South Point banks on big draw with $30 million bowling center
The South Point is vying to be a bowling kingpin.
Company representatives announced Tuesday they would build a $30 million bowling arena to house a series of United States Bowling Congress events beginning in 2016. The hotel, Las Vegas Events and the Las Vegas Convention and Visitors Authority signed a 12-year agreement with the USBC to host events expected to draw 1 million people to the city over the life of the deal.
Within that 12 years, the USBC, the national governing body for the sport, will host seven championship events in Las Vegas.
The two-story arena will have the 60-lane bowling facility on the top floor and two additional horse facility arenas on the bottom to expand the hotel’s ability to host equestrian events.
Ryan Growney, general manager of the South Point, owned by longtime casino executive Michael Gaughan, said construction would begin next month and the site will face Interstate 15, just south of the property’s existing South Point Arena and Equestrian Center. It’ll be separate from the hotel’s existing 64-lane bowling facility, which currently hosts the Professional Bowlers Association’s World Series of Bowling.
The new facility will have the top bowling and scoring technology, a 25,000-square-foot tournament registration area, a bowlers’ squad room and locker rooms.
Las Vegas got a taste of what the Open Championships could do for the economy in 2009. In February that year, a portion of Cashman Center was converted to a bowling center and for 154 days, teams from across the country came to Las Vegas to compete.
During the competition, 17,200 teams bowled from 7 a.m. to 1 a.m. every day, bringing an estimated 292,750 people to the city. Tourism officials estimated the bowlers and their supporters stayed an average 4.3 days, producing a nongaming economic impact of $120 million.
Stu Upson, executive director of the USBC, said Southern Nevada is appealing to the organization’s 1.8 million members and generally, bowlers spend more time in the host city when the event is in Las Vegas. Upson said that when the competition is in other cities, bowlers average 3.5 days per stay.
Las Vegas Events, the LVCVA and the USBC considered approaching a local company about building a permanent facility for USBC events for months. They courted South Point, Boyd Gaming and Station Casinos with the proposal and Gaughan — who Growney called “the baron of bowling” — agreed to build the tournament facility.
The South Point won’t be able to accommodate the high number of bowlers that arrive for tournament events — roughly 300 competitors a session or 4,200 a week. Organizers said 27 percent of the attendees could stay at the hotel and the rest would be invited to Boyd and Station properties.
Growney said construction workers would first build the shell of the building, then develop two separate equestrian arenas with 500 seats in 90,000 square feet on the ground floor. The South Point already has the city’s top horse show facility and the two arenas will enable the property to expand its equestrian lineup.
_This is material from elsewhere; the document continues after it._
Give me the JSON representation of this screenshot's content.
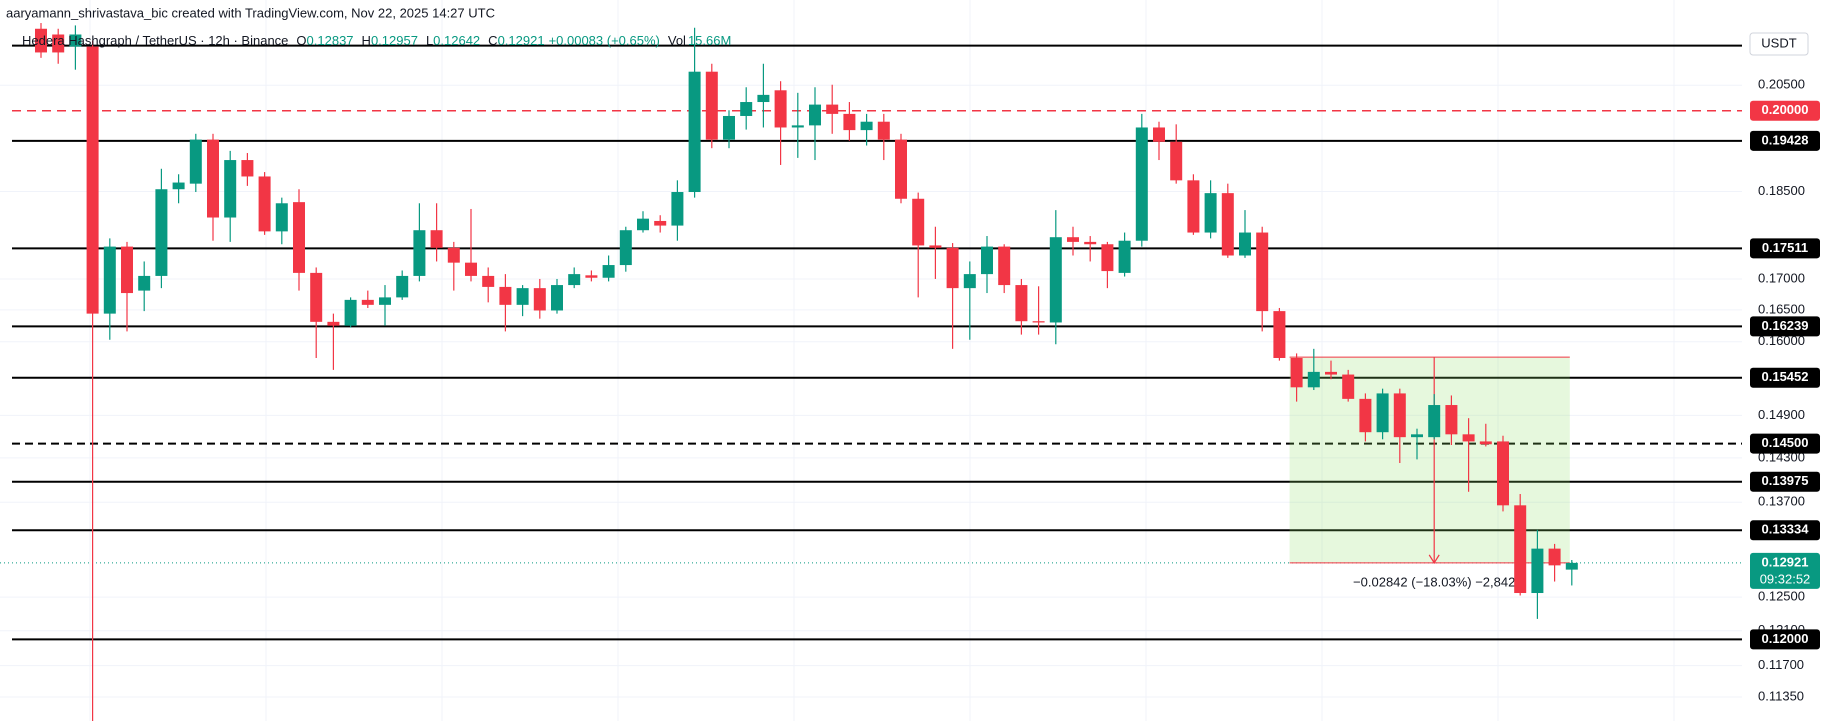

Once the ground floor is completed, workers will build the second-floor bowling arena, installing state-of-the-art sound barriers. Growney said construction is expected to be completed by fall 2015, in time for some local bowling events prior to the start of the USBC schedule, which will include the USBC Women’s Championships in 2016, 2020 and 2022, and the USBC Open Championships in 2017, 2019, 2021 and 2023.
There will be more than 40 additional tournaments, conventions and short-duration events brought in during the agreement. Other events planned include the USBC Masters, USBC Queens, USBC Senior Masters and the USBC Team USA trials.